Rocky road to Senate majority
By ALLISON HORE
With the federal election this weekend, eyes will be on the Senate to see if poll frontrunners, the Labor party, will be able to win a majority in the upper house as well as the lower house. But the road to a Senate majority will not be easy for Labor even if it wins the House of Representatives.
There are 76 senators, with 12 representing each state and two representing each territory. In a normal election, only half of the state senators and all of the territory senators are put up for election. On May 18, 40 of the 76 total senators are up for election.
Senate control critical
To control the Senate, a party would have to win 39 of the 76 seats. As it stands, the Coalition has 31 seats and Labor has 26.
In 2016, a Senate double dissolution was called, which meant all 76 senators were up for election. Half of the state senators – the six who topped the votes in each state – were awarded six-year terms, while the following six were given three-year terms.
As a result, most of the major party senators in NSW – three Liberal and three Labor – will retain their position and are not up for re-election until 2022.
The incumbent NSW senators whose seats will be contested include One Nation, the Liberal Democrats and the Greens. Only one Labor senator and two Coalition senators will have their places challenged.
Labor’s Doug Cameron, Mehreen Faruqi from the Greens, Jim Molan and John Williams from the Coalition, Duncan Spender of the Liberal Democrats and United Australia’s Brian Burston are all senators whose terms are finishing in NSW.
The competition for the six seats up for grabs is crowded. On this year’s NSW Senate paper there are 35 parties listed, as well as a series of ungrouped Independents.
For this election, the Nationals decided against running on a separate ticket to the Liberal party in NSW. This is a risky move because Mr Williams’ retirement means the Nationals may end up with no senators in the state. The replacement Nationals candidate, Perin Davey, appears third on the ticket, beneath two Liberal candidates. The Coalition would have to win three seats for the Nationals to retain a seat.
Incumbent Liberal senator Mr Molan also risks losing his seat. His name appears fourth on the ticket. Earlier this month, he faced criticism from within his party after his supporters distributed how to vote cards which preferenced the Nationals’ candidate fourth, a move that goes against party agreement.
“It is an absolute risk for the Nationals in what Jim Molan is doing,” Ms Davey told the AAP.
“It goes against the Coalition agreement that we had. It also goes against the intent of the agreement that we had.”
Mr Molan distanced himself from the campaign, saying it was his supporters behind it and not him.
“I have only handed out material endorsed by Liberal candidates,” he told AAP in a statement.
To make matters more confusing for voters, there has also been a series of party defections and Senate disqualifications which have disrupted the senator’s terms. Mr Burston, for example, won his NSW Senate seat on a One Nation ticket but stepped down from the party in May last year to join Clive Palmer’s United Australia Party.

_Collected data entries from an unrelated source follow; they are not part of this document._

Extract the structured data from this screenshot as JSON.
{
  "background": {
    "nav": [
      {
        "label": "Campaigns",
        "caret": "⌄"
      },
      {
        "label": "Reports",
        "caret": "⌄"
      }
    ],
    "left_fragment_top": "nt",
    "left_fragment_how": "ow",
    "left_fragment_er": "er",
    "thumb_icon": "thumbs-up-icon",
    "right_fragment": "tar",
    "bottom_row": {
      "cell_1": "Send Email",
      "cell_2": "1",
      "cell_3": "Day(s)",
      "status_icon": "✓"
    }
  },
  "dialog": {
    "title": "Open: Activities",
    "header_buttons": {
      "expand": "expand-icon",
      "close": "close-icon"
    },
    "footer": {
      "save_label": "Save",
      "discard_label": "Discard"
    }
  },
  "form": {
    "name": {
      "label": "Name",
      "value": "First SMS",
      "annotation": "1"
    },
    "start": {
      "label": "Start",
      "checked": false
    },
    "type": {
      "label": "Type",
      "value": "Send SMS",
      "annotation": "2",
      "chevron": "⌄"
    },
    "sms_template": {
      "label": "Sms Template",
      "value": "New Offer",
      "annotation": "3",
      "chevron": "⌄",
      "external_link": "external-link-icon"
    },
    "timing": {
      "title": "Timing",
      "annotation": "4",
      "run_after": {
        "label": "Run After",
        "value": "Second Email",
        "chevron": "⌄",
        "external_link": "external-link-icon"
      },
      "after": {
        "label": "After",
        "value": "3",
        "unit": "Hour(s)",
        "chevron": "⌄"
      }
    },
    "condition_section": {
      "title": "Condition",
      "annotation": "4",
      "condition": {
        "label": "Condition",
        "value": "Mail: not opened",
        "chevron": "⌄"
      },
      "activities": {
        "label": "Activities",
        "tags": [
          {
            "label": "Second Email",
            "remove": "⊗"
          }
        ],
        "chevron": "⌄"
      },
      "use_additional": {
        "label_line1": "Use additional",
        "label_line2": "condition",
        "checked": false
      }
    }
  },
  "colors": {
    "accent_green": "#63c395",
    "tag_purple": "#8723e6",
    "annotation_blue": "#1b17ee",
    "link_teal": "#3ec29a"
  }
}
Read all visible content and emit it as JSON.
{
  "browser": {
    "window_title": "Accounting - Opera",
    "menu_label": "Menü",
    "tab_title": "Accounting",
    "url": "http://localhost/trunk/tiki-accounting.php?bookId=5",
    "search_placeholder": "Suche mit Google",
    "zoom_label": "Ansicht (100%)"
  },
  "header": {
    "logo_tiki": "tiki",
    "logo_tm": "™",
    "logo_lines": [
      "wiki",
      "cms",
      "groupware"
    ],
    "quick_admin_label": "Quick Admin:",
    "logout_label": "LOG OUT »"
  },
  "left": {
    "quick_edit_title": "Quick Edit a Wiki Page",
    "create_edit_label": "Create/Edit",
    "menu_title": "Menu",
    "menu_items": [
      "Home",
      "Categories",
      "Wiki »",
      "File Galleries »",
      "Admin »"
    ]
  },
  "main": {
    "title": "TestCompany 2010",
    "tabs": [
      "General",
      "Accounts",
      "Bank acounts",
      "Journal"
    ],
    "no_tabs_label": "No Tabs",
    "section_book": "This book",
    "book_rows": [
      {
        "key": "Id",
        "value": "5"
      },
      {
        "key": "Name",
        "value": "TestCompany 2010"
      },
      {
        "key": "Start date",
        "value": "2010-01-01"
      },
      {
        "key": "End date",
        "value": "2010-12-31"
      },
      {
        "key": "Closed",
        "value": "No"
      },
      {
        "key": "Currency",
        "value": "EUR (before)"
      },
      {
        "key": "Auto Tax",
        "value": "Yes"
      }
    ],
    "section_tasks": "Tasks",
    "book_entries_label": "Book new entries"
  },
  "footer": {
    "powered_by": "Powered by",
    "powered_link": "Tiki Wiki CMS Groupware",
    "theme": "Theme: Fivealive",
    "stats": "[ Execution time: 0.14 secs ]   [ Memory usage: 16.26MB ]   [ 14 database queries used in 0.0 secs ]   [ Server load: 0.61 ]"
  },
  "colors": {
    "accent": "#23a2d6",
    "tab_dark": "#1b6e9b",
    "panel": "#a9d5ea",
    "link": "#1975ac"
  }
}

Pundits predict Labor may pick up a second Senate seat, on top of the seat they already hold, possibly at the expense of the Coalition.
In 2013, the Greens didn’t win a NSW Senate seat, and if there were only six seats up for election in 2016 it would have been hard for them to win a seat then too. But with Dr Faruqi replacing Lee Rhiannon in 2018 after Ms Rhiannon’s resignation, it could bring new energy to the campaign.
Standing up to the far-right
The Pakistan-born engineer served on the NSW Legislative Council before filling Ms Rhiannon’s vacancy last year. She hopes to retain her seat to see action on climate change and to prevent far-right minor parties from having the balance of power.
Last week, she addressed protesters at a rally against One Nation’s Mark Latham and Rod Roberts’ on their first day sitting in the NSW Legislative Council.
“The far-right are actively organising to extend their reach in politics. We must actively organise to stand up to the far-right,” she said.
Whether Labor or the Coalition will be able to pull together enough seats to win a Senate majority remains to be seen.
But one thing is for certain; the road to that majority looks to be a bumpy one.